Case-Shiller, FHFA Report Slower Growth in Home Prices
According to Case-Shiller home price indices released Tuesday, the national rate of home price growth has slowed from August’s year-over-year reading of 5.60 percent to September’s reading of 4.90 percent. This was the lowest rate of home price growth in two years and was seen by analysts as a positive development in terms of sustainable price growth.
Double-digit percentage gains in home price growth in 2013 and earlier this year drove many would-be home buyers to the sidelines as narrow inventories of homes caused bidding wars in high-demand areas. 20 cities tracked by Case-Shiller had mixed results, with home prices falling in nine cities, rising in nine cities and prices were unchanged in two cities.
FHFA, the Federal Housing Finance Agency and overseer of Fannie Mae and Freddie Mac, reported year-over-year price growth of 4.30 percent in September against August’s reading of 4.80 percent. Lower price gains for September were expected as the prime period of summer sales wound down. FHFA reports on home prices related to mortgages and properties held by Fannie Mae and Freddie Mac.

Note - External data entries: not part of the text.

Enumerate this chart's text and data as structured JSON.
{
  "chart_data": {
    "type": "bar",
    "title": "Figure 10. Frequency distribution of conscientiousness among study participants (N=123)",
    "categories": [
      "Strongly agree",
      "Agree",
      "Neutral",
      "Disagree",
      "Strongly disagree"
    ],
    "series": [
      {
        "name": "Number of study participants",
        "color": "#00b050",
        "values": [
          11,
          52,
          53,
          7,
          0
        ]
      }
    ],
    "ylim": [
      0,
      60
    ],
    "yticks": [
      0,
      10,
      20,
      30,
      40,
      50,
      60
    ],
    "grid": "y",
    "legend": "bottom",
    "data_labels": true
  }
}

Pending and New Home Sales Show Mixed Results
The National Association of Realtors® reported that the Pending Home Sales Index dipped to 104.3 in October as compared to September’s reading of 105.1.Lawrence Yun, chief economist for the National Association of Realtors®, said that lagging wage growth and tight mortgage credit conditions were stalling demand for homes. Pending home sales usually close within two months and serve as a gauge for upcoming home sales and mortgage activity. A reading of 100 for the Pending Home Sales Index is equivalent to pending home sales performance in 2001.
Better news came from the Department of Commerce New Home Sales report for October. New home sales achieved a five month high with a reading of 458,000 new homes sold on a seasonally-adjusted annual basis. October’s reading was 0.70 percent higher than September’s reading of 455,000 new homes sold, but missed analysts’ expectations of 469,000 new homes sold. New home sales increased by 1.80 percent year-over-year with regional rates as follows:
Midwest: +15.8 percent
Northeast +7.1 percent
West -2.7 percent
South -1.9 percent
The median price of new homes rose to a record high of $305,000 in October. The supply of new homes rose to a 5.60 month supply from September’s reading of a 5.50 month supply of new homes.
Mortgage Rates Fall or Flat, Jobless Claims Rise
Freddie Mac reported that the average rate for a 30-year fixed rate mortgage fell from 3.99 percent to 3.97 percent; the average rates for 15 year mortgages and 5/1 mortgages were unchanged at 3.17 percent and 3.01 percent respectively. Average discount points were unchanged for all loan types at 0.50 percent.
New Jobless Claims rose to 313,000 last week and surpassed 300,000 for the first time in several weeks. Analysts had expected a seasonally-adjusted reading of 288,000 new jobless claims. Analysts said that a rise in claims could indicate a slower pace in hiring, but said that weekly readings are too volatile to indicate a trend. The four-week average of jobless claims was 294,000 new claims, which was near an eight-year low.
Next week’s scheduled economic events include Construction Spending, the Fed’s Beige Book Report, Non-Farm Payrolls and the National Unemployment Rate. Freddie Mac’s PMMS report on mortgage rates and Weekly Jobless claims will also be released as usual.